Wydaje podekscytowany pisk, zanim się przedstawia. „Cześć. Jestem Hayden.” Mówi, uśmiechając się szeroko do Miguela.

Ogromny uśmiech rozlewa się na twarzy Miguela. „Jestem Miguel.” Mówi, wyciągając rękę, aby Hayden mogła ją chwycić. Bez wahania Hayden kładzie swoją rękę w jego i pozwala mu prowadzić się w stronę pięknej rezydencji.

„Ładnie.” Mówi Hayden, jej oczy szeroko się otwierają, patrząc na ogromny dom. „Mieszkasz tam?” Pyta, zatrzymując się, by spojrzeć, wskazując palcem przed siebie, spoglądając na Miguela.

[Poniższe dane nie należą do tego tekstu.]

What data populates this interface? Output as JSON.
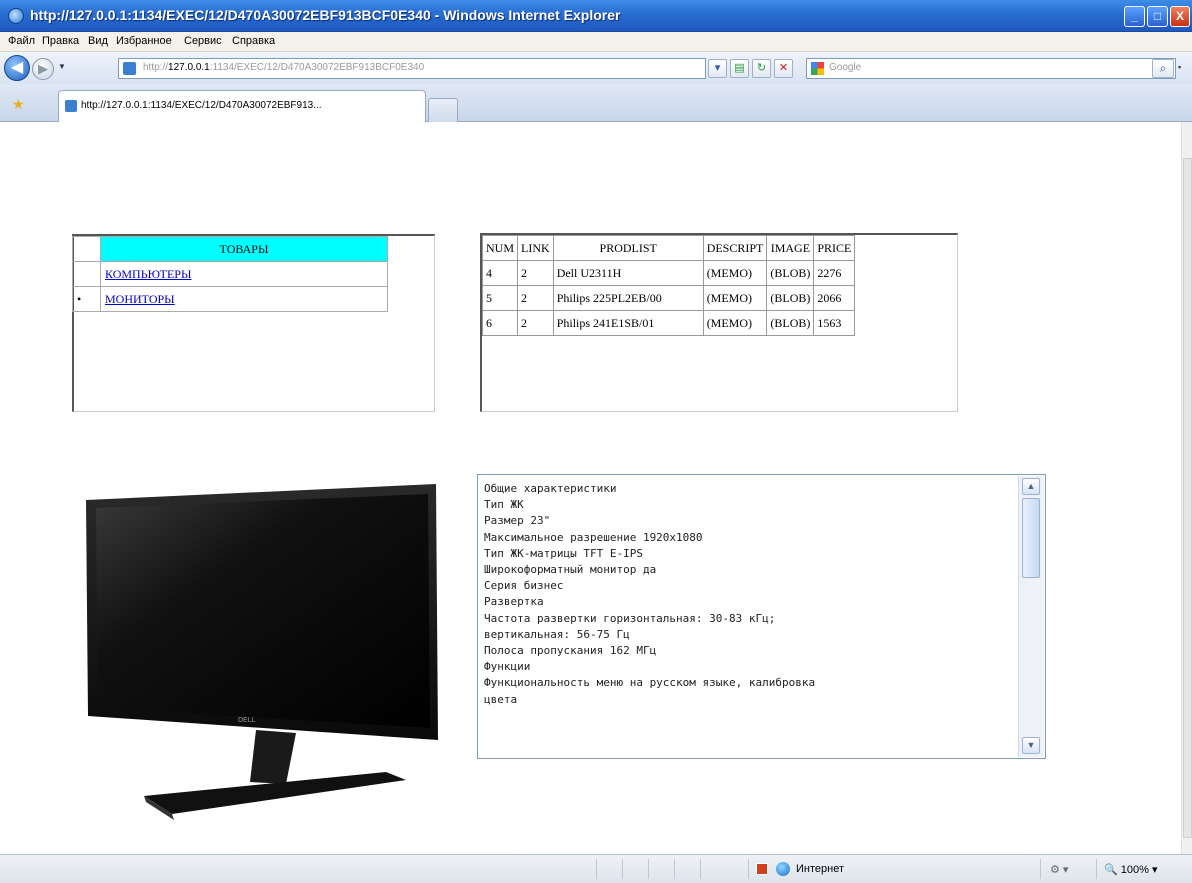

Miguel wybucha śmiechem. „To nasz dom stada.” Wyjaśnia Miguel. „Wiele osób tu mieszka.” Z tym znowu rusza, prowadząc Hayden w jej tempie.

Byłby wspaniałym starszym bratem. Chciałabym mieć tyle szczęścia, by mieć go jako syna.

Ta myśl zatrzymuje mnie w miejscu. Nie mogę pozwolić sobie na takie myślenie. Jestem tu, aby powiedzieć jego ojcu, że nie mogę zaakceptować bycia jego partnerką i że powinien znaleźć kogoś innego. Nawet jeśli myśl o tym, że będzie z kimś innym, zabija mnie od środka.

Prostując ramiona, idę w stronę werandy, gdzie Henry i Derrick rozmawiają z determinacją.

Czas zakończyć to odrzucenie i wrócić do mojego nieszczęśliwego istnienia.